As noted in The Hill, from a letter written by key House and Senate leaders to President Obama:

The continued misalignment of China’s currency is unsustainable and unacceptable.

Two observations:

The yuan’s value. While the yuan has depreciated recently, on a trade weighted basis, the real value of the yuan is (still) 14% higher (in log terms) than it was in 2014M06.


Figure 1: Real value of trade weighted yuan, 2010=1 (blue, left log scale), and USD/CNY (red, right log scale). Source: BIS, Federal Reserve Board.

As of 9/23, the yuan was 0.6% weaker against the dollar than it was in August. That means that the yuan is still substantially stronger than it was in mid-2014.
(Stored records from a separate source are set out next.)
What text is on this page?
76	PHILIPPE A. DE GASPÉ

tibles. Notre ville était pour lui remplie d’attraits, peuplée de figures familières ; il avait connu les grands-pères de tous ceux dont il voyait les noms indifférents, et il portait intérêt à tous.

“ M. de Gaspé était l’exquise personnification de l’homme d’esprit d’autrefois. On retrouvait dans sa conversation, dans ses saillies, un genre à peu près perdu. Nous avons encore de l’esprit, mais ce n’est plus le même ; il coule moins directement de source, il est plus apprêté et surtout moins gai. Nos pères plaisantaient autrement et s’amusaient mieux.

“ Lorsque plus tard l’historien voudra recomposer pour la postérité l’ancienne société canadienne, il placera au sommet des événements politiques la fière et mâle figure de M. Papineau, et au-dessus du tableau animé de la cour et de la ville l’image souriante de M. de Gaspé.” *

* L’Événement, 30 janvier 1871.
The external balance. Chinese foreign exchange reserves in dollars have been declining for the past year.


Figure 2: Chinese foreign exchange reserves excluding gold, in millions of USD, log scale (blue). Source: FRED, TradingEconomics.
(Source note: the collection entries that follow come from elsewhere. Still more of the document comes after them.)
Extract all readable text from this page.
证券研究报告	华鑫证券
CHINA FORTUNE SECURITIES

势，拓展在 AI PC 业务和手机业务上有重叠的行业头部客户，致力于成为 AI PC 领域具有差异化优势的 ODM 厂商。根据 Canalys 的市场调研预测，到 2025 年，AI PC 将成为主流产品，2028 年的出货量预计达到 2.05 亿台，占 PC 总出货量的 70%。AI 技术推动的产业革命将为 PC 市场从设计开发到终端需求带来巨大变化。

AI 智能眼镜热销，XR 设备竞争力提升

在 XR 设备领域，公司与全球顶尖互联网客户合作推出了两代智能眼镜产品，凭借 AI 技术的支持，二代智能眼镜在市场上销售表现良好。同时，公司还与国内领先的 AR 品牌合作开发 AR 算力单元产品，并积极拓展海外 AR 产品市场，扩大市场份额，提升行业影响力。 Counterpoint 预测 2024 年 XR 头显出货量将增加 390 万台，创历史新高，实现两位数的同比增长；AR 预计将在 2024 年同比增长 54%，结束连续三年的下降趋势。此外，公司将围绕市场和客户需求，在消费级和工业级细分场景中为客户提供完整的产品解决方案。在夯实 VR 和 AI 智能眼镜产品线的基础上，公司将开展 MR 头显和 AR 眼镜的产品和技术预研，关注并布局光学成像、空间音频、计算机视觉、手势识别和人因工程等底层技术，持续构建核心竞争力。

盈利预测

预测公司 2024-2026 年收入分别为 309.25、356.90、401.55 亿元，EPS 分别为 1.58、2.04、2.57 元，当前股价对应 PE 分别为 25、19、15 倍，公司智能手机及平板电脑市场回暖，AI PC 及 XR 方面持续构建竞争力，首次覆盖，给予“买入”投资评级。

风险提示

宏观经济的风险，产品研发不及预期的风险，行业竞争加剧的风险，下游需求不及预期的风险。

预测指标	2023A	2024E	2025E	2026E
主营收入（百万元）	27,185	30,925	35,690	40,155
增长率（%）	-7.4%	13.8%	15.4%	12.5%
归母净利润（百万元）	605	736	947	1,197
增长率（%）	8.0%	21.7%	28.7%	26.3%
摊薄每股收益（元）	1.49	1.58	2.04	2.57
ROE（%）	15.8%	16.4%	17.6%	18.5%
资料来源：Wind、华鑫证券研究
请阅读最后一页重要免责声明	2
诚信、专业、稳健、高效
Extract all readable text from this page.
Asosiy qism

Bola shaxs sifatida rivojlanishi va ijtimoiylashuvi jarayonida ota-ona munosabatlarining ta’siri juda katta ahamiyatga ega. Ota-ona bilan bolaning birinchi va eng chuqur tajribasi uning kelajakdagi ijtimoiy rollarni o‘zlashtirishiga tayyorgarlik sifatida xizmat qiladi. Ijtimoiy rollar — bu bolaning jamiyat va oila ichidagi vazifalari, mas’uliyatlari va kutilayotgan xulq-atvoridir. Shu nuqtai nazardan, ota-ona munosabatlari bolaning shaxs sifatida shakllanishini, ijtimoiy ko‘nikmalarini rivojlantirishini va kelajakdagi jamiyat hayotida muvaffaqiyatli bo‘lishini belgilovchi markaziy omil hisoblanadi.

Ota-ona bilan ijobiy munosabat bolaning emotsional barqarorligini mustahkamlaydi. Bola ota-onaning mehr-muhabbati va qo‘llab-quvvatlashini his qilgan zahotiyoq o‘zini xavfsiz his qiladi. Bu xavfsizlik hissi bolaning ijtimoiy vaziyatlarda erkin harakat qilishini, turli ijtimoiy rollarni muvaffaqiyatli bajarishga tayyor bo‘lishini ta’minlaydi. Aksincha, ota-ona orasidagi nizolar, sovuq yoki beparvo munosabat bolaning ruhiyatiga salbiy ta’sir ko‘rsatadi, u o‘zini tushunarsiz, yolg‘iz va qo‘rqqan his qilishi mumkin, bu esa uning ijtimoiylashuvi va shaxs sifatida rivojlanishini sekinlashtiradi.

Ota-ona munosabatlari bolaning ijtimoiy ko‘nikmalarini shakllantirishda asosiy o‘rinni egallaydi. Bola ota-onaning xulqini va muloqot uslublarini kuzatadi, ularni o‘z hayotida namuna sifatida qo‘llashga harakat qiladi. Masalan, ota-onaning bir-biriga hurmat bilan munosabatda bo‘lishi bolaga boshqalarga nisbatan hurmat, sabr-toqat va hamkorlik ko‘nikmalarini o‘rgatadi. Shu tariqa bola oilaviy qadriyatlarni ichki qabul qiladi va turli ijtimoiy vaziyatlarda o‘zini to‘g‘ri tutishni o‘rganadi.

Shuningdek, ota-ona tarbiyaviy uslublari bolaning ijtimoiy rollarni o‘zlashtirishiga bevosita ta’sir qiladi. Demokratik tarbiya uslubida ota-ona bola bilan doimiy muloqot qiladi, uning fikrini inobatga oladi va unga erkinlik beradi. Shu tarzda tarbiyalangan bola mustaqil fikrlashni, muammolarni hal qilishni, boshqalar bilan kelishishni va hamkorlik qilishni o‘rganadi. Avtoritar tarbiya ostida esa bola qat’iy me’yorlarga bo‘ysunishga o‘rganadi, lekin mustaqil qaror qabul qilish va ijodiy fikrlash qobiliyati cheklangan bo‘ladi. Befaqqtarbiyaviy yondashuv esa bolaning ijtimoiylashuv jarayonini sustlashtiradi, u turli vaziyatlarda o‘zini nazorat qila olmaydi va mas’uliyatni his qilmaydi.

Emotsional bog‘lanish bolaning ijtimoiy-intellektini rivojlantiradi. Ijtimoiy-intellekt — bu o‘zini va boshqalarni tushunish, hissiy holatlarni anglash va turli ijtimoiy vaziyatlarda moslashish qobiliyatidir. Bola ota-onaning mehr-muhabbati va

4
Capital outflows have been increasing, at least as can be inferred from current account data and changes in fx reserves.


Source: Economist, Sept. 19, 2015.

Put together, these points do not support severe undervaluation, even after the recent yuan devaluation. More on undervaluation here and here.

There are plenty of contentious issue-areas for the US and China to deal with. Severe yuan undervaluation is not one of them (unless much larger devaluations are in the pipeline).
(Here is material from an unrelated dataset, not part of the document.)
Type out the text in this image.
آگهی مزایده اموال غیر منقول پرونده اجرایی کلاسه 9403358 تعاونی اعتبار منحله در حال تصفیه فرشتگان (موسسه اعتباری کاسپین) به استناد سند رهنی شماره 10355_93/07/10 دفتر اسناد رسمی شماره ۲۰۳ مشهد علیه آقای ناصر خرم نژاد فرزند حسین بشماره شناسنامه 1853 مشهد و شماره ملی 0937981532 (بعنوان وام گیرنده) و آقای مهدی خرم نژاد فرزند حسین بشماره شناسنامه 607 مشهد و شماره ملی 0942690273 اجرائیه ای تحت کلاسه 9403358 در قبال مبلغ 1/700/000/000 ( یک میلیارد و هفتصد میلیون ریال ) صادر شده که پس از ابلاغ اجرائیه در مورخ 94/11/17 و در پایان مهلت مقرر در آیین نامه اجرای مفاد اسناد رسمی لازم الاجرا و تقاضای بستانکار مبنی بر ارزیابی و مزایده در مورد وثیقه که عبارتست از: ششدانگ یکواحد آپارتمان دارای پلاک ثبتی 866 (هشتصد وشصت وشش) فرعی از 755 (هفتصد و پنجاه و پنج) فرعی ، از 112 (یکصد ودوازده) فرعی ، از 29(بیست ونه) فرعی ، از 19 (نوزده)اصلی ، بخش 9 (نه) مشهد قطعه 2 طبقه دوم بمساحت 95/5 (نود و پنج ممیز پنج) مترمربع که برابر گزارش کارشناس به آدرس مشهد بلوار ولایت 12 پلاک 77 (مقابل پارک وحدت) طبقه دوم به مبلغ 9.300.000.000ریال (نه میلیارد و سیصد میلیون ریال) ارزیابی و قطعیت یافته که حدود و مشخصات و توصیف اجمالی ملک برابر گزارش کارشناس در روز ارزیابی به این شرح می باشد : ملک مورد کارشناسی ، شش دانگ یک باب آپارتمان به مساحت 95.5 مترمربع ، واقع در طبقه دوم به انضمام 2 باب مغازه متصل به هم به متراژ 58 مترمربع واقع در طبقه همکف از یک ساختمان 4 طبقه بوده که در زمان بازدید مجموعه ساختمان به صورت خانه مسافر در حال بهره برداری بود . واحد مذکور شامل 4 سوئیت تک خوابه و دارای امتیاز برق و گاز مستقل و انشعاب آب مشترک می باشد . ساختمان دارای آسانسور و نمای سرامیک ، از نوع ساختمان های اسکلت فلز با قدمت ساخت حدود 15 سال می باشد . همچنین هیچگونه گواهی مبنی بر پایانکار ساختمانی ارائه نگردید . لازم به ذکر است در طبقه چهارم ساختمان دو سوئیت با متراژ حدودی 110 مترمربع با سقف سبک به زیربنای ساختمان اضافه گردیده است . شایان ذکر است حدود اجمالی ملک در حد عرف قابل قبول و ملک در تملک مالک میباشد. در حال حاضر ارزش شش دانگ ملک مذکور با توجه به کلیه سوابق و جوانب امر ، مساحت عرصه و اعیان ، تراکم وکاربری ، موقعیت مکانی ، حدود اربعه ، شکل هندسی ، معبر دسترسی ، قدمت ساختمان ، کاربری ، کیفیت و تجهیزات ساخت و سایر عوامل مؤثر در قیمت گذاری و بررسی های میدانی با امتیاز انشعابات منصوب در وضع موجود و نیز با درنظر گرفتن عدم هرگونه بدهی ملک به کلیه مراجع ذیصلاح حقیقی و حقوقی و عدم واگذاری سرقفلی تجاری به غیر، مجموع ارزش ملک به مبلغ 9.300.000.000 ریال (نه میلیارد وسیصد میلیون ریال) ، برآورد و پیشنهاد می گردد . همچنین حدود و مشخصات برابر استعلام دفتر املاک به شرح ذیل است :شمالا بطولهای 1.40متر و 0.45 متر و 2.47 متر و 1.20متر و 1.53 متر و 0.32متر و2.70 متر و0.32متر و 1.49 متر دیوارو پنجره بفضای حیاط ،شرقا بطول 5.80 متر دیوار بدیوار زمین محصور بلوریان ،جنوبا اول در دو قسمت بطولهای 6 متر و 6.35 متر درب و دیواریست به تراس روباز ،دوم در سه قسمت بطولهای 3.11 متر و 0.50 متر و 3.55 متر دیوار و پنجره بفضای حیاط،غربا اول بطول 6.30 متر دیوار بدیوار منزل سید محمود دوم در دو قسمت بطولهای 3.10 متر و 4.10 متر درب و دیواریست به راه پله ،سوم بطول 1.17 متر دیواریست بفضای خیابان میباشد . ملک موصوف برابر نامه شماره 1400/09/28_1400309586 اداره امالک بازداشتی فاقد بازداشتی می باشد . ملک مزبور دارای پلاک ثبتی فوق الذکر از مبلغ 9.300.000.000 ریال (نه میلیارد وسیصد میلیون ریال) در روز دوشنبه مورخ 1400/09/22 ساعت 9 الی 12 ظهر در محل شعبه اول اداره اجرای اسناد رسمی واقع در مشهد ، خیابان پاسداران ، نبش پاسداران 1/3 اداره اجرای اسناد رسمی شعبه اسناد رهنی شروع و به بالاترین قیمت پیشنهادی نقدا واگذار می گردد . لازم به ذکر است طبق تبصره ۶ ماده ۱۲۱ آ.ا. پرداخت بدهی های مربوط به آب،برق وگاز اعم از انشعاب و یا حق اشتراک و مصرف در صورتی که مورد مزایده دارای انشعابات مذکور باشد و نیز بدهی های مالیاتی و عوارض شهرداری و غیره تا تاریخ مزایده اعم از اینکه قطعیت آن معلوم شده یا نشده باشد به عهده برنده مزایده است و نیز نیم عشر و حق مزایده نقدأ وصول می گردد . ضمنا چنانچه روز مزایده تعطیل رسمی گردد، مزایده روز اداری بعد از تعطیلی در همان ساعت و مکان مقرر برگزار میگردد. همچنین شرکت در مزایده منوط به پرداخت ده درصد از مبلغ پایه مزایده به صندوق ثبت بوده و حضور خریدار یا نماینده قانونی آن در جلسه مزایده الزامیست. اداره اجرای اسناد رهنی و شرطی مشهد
4 thoughts on “Yuan Undervaluation?

  1. Steven Kopits

    The yuan is over-valued by 6-8% in my opinion. I’m finishing up my China Tracker this morning, and the indicators pretty clearly point to an over-valuation for reasons I have written about elsewhere.

  2. Ricardo


    You and I have often agreed on this issue of the yuan being overvalued and we agree once again. The exchange rates of the yuan v dollar are the least of our concerns with China. It is sad to see such bipartisan financial stupidity from our congress (especially Rep. Paul Ryan who seems to have been abducted by aliens and replaced with a wicked double).

  3. Steven Kopits

    Could someone suggest to the CEPR that they get off their collective asses and call a end to the 2011 recession in Europe?

  4. sherparick

    Although it does appear the “recession” in the Eurozone that started in 2011 ended in 2013, although growth remains very tepid. http://www.tradingeconomics.com/euro-area/gdp-growth

    One problem comparing U.S. states with Eurozone stats is that Europe reports growth per quarter while the U.S. reports quarterly growth at the annual rate, so that U.S. 2d Quarter growth would be reported as .97% growth, and not 3.9% annual rate.

    U.S. economic policy has been far from perfect the last 6 years (deficit fetish!!!), but compared to all the other “houses” in the OECD neighborhood it has had the based decision making (April 2009 and Dec. 2010 stimulus packages and three rounds of QE and staying at the ZIRP for seven years). There is still an insufficient recognition in the U.S. and around the world that the problems of oversupply of labor and production , demographic trends of aging and slow growing populations, and finally over “saving” in world of insufficient worthy private investment opportunities and insufficient public investment, means insufficient aggregate demand. The result are structural trends to lower inflation and moderate deflation. We are all turning Japanese.